No dia 3 de dezembro estreia seu longa M-8 – Quando a Morte Socorre a Vida, uma produção da Migdal Filmes de Iafa Britz. Jeferson chegou a oferecer o papel de protagonista a Lázaro Ramos, que declinou. Quem teve sorte nessa foi Juan Paiva, que ficou com o papel. Teria de ser ele, porque o personagem é um estudante de medicina. A juventude é necessária. Juan foi o Wesley da novela Totalmente Demais, é o Anderson da atual temporada de Malhação. O que o garoto tem de bonito, tem de talentoso.

Talvez o sonho de Jeferson De seja ser o Antoine Fuqua do cinema brasileiro. Você sabe quem é. Fuqua dirigiu Dia de Treinamento, O Protetor e o remake de Sete Homens e Um Destino, todos com Denzel Washington.
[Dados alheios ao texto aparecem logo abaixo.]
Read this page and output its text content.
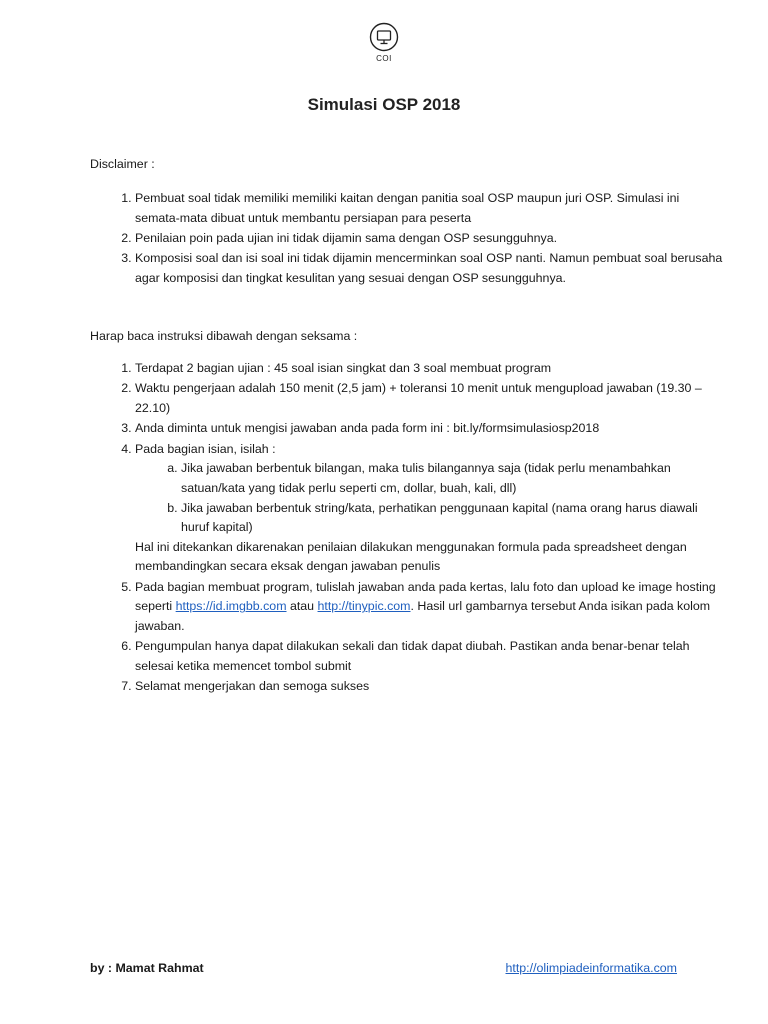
COI
Simulasi OSP 2018
Disclaimer :
1. Pembuat soal tidak memiliki memiliki kaitan dengan panitia soal OSP maupun juri OSP. Simulasi ini semata-mata dibuat untuk membantu persiapan para peserta
2. Penilaian poin pada ujian ini tidak dijamin sama dengan OSP sesungguhnya.
3. Komposisi soal dan isi soal ini tidak dijamin mencerminkan soal OSP nanti. Namun pembuat soal berusaha agar komposisi dan tingkat kesulitan yang sesuai dengan OSP sesungguhnya.
Harap baca instruksi dibawah dengan seksama :
1. Terdapat 2 bagian ujian : 45 soal isian singkat dan 3 soal membuat program
2. Waktu pengerjaan adalah 150 menit (2,5 jam) + toleransi 10 menit untuk mengupload jawaban (19.30 – 22.10)
3. Anda diminta untuk mengisi jawaban anda pada form ini : bit.ly/formsimulasiosp2018
4. Pada bagian isian, isilah :
a. Jika jawaban berbentuk bilangan, maka tulis bilangannya saja (tidak perlu menambahkan satuan/kata yang tidak perlu seperti cm, dollar, buah, kali, dll)
b. Jika jawaban berbentuk string/kata, perhatikan penggunaan kapital (nama orang harus diawali huruf kapital)
Hal ini ditekankan dikarenakan penilaian dilakukan menggunakan formula pada spreadsheet dengan membandingkan secara eksak dengan jawaban penulis
5. Pada bagian membuat program, tulislah jawaban anda pada kertas, lalu foto dan upload ke image hosting seperti https://id.imgbb.com atau http://tinypic.com. Hasil url gambarnya tersebut Anda isikan pada kolom jawaban.
6. Pengumpulan hanya dapat dilakukan sekali dan tidak dapat diubah. Pastikan anda benar-benar telah selesai ketika memencet tombol submit
7. Selamat mengerjakan dan semoga sukses
by : Mamat Rahmat	http://olimpiadeinformatika.com
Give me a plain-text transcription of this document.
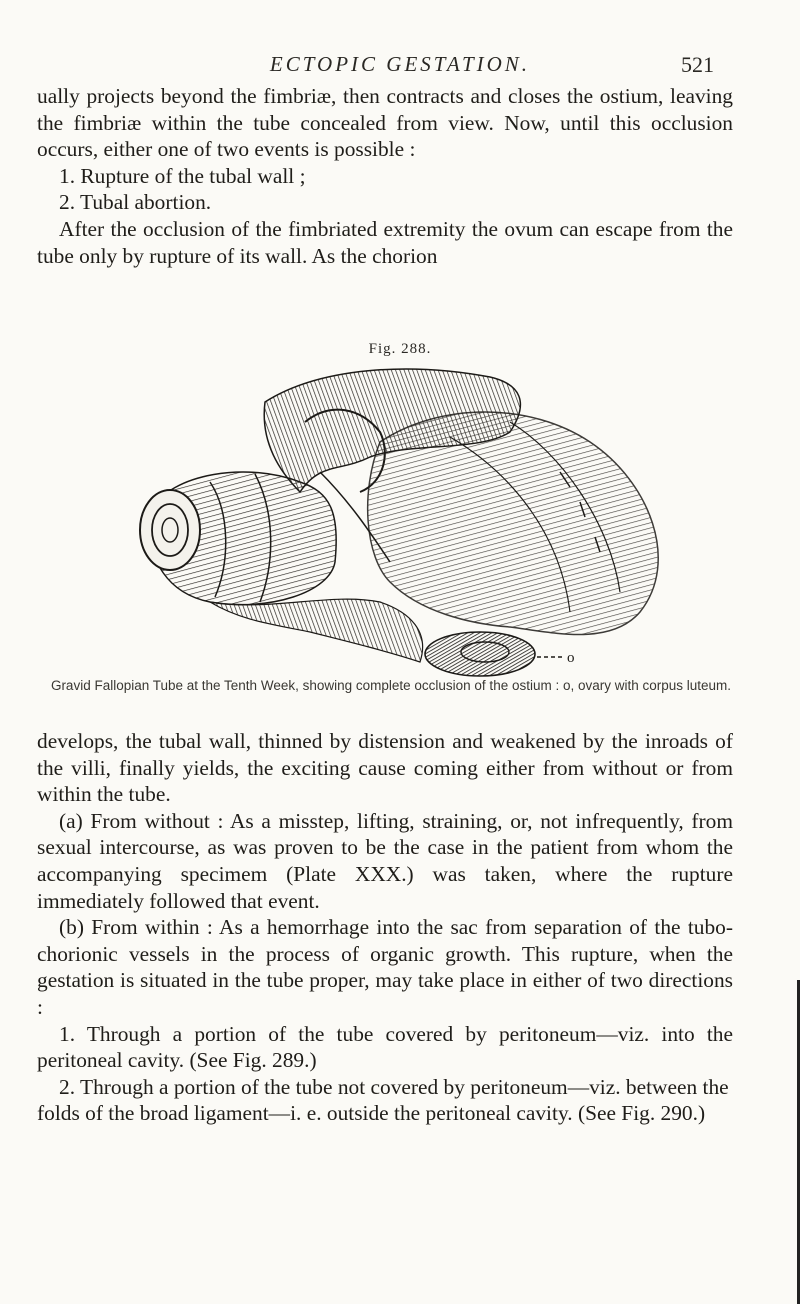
ECTOPIC GESTATION.	521

ually projects beyond the fimbriæ, then contracts and closes the ostium, leaving the fimbriæ within the tube concealed from view. Now, until this occlusion occurs, either one of two events is possible :

1. Rupture of the tubal wall ;

2. Tubal abortion.

After the occlusion of the fimbriated extremity the ovum can escape from the tube only by rupture of its wall. As the chorion

Fig. 288.
o
Gravid Fallopian Tube at the Tenth Week, showing complete occlusion of the ostium : o, ovary with corpus luteum.

develops, the tubal wall, thinned by distension and weakened by the inroads of the villi, finally yields, the exciting cause coming either from without or from within the tube.

(a) From without : As a misstep, lifting, straining, or, not infrequently, from sexual intercourse, as was proven to be the case in the patient from whom the accompanying specimem (Plate XXX.) was taken, where the rupture immediately followed that event.

(b) From within : As a hemorrhage into the sac from separation of the tubo-chorionic vessels in the process of organic growth. This rupture, when the gestation is situated in the tube proper, may take place in either of two directions :

1. Through a portion of the tube covered by peritoneum—viz. into the peritoneal cavity. (See Fig. 289.)

2. Through a portion of the tube not covered by peritoneum—viz. between the folds of the broad ligament—i. e. outside the peritoneal cavity. (See Fig. 290.)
Fuqua conseguiu criar um enclave negro na Sony/Columbia. Quando o repórter o visitou no estúdio, surpreendeu-se com a quantidade de jovens negros na equipe. Black lives matter. O sucesso dos filmes de Fuqua lhe garantem essa liberdade em Hollywood. M-8 é um número, uma etiqueta que identifica um dos cadáveres na morgue da faculdade. À dupla de colegas de quem fica próximo, Juan assinala o mal-estar. Eles não percebem que os cadáveres retalhados nas aulas de anatomia são predominantemente negros? Ele chega a se projetar nesse M-8. Tem pesadelos horríveis.

Juan encontra na rua essas mães negras, da periferia, que clamam pelos filhos desaparecidos. Enterrar M-8 torna-se uma forma de afirmação para ele. De cara parece que Jeferson De vai seguir a trilha do cinema de gênero – o horror. Não faltam sinais inquietantes, como a presença do cadáver mudo no terreiro onde ele acompanha a mãe.

Juan Paiva tem tudo para fazer uma bela carreira. Mas o filme é dominado pela presença trágica de Mariana Nunes, como sua mãe. Quando ela está em cena, não tem para ninguém. M-8 é relevante por seu foco nas questões racial e social do Brasil. A cena da abordagem policial, quando Juan é derrubado, é uma síntese da brutalidade da repressão no País. O policial ainda repreende o garoto, diz que ele “está dando mole em zona de branco rico”. Aquilo é um espelho no qual se reflete o Brasil.